Portugal seeks to calm bank fears

Written By Unknown on Jumat, 11 Juli 2014 | 19.15

11 July 2014 Last updated at 12:13

Portugal's central bank has sought to steady investors' nerves by stating that Banco Espirito Santo does not need extra funds.

Banco Espirito Santo itself has said it has sufficient finances to deal with its parent company's debt problems.

Worries about the financial strength of the bank's parent company hit global stock markets on Thursday.

The central bank said investors had "no reason to doubt" the security of funds, and savers had "no need to be worried".

Restructuring plan

On Thursday, shares in both Banco Espirito Santo (BES) and Espirito Santo Financial Group - which holds a 25% stake in BES - fell sharply on worries about the financial health of the Espirito Santo group.

Espirito Santo Financial Group also asked for trading in its shares to be suspended on Thursday because of "material difficulties" at its largest shareholder, Espirito Santo International.

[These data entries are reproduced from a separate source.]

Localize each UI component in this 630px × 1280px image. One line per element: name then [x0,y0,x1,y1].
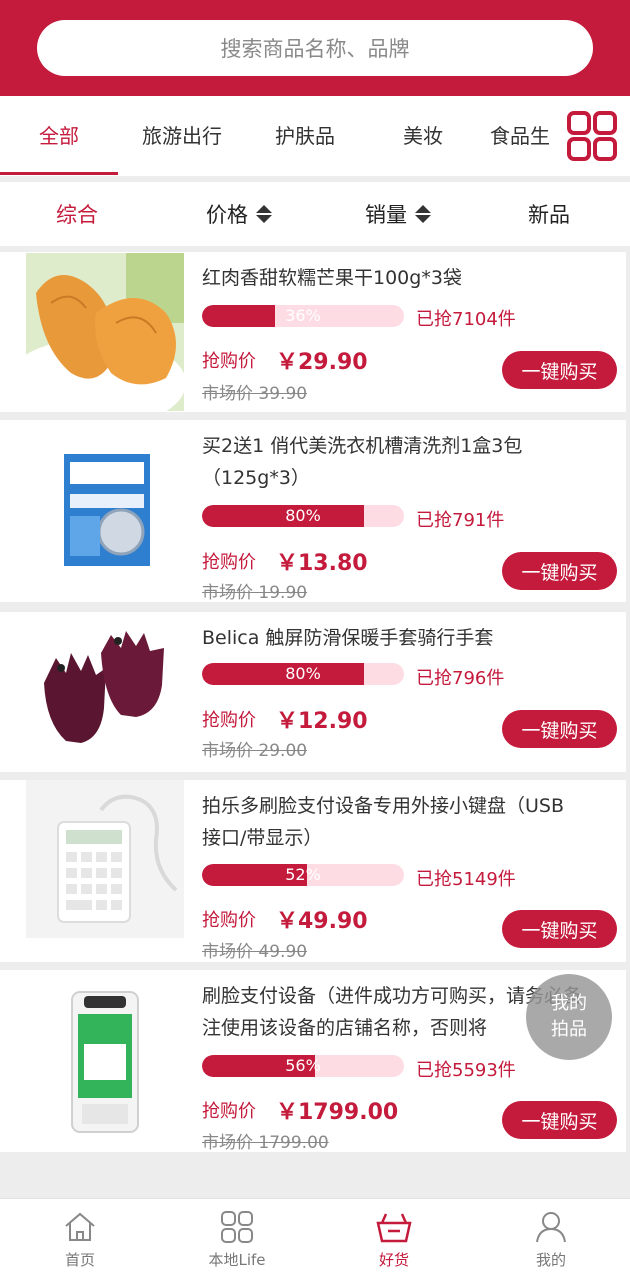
category-tabs: 全部 旅游出行 护肤品 美妆 食品生 [0,96,630,176]
product-card[interactable]: Belica 触屏防滑保暖手套骑行手套 80% 已抢796件 抢购价 ￥12.9… [0,612,626,772]
progress-bar: 80% [202,505,404,527]
tab-all[interactable]: 全部 [0,96,118,176]
product-name: 拍乐多刷脸支付设备专用外接小键盘（USB接口/带显示） [202,795,565,849]
home-icon [65,1212,95,1241]
sort-new[interactable]: 新品 [528,182,570,246]
progress-bar: 80% [202,663,404,685]
sort-label: 销量 [365,203,407,227]
price-label: 抢购价 [202,1101,256,1122]
sort-bar: 综合 价格 销量 新品 [0,182,630,246]
market-price: 市场价 19.90 [202,583,308,603]
my-auction-items-button[interactable]: 我的 拍品 [526,974,612,1060]
product-name: 红肉香甜软糯芒果干100g*3袋 [202,267,462,289]
tab-label: 我的 [535,1251,566,1269]
progress-label: 56% [285,1056,321,1075]
price-label: 抢购价 [202,710,256,731]
user-icon [536,1212,566,1243]
float-button-line1: 我的 [551,993,587,1014]
progress-label: 80% [285,506,321,525]
sort-arrows-icon [415,205,431,223]
bottom-tab-bar: 首页 本地Life 好货 我的 [0,1198,630,1280]
tab-label: 首页 [64,1251,95,1269]
active-tab-indicator [0,172,118,175]
sold-count: 已抢7104件 [416,309,516,330]
progress-bar: 36% [202,305,404,327]
tab-local-life[interactable]: 本地Life [177,1199,297,1280]
price-label: 抢购价 [202,910,256,931]
product-name: 买2送1 俏代美洗衣机槽清洗剂1盒3包（125g*3） [202,435,523,489]
buy-now-button[interactable]: 一键购买 [502,351,617,389]
sort-price[interactable]: 价格 [206,182,272,246]
sort-label: 综合 [56,203,98,227]
progress-label: 52% [285,865,321,884]
category-grid-button[interactable] [554,96,630,176]
product-card[interactable]: 红肉香甜软糯芒果干100g*3袋 36% 已抢7104件 抢购价 ￥29.90 … [0,252,626,412]
buy-now-button[interactable]: 一键购买 [502,552,617,590]
sort-label: 新品 [528,203,570,227]
buy-now-button[interactable]: 一键购买 [502,1101,617,1139]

The events triggered a fresh outbreak of nerves about European banks, sending stock markets in Europe and the US lower.

On Thursday evening, Banco Espirito Santo said it was "waiting for the release of the restructuring plan of Espírito Santo Group in order to assess the potential losses related to its exposure".

"BES Executive Committee believes that the potential losses resulting from the exposure to Espírito Santo Group do not compromise the compliance with the regulatory capital requirements."

Borrowing costs

The country's Prime Minister echoed the Portugal central bank's message that BES was not in need of support.

Mr Pedro Passos Coelho said: "There is no reason for the state to intervene in a bank which has solid capital and which has a comfortable margin to deal with any eventuality, even the most adverse".

Nordine Naam, a strategist at financial group Natixis said: "The Bank of Portugal... has reassured the market and calmed the situation."

At the height of the financial crisis, Portugal was forced to take a 78bn euro ($106bn; £62bn) bailout from its European partners and the International Monetary Fund.

Portugal exited the bailout programme last month as confidence in the country's economy returned.

Government borrowing costs fell to an eight-year low of 3.58% in April this year, but worries surrounding BES and the health of the country's financial sector pushed these back up towards 4% on Thursday.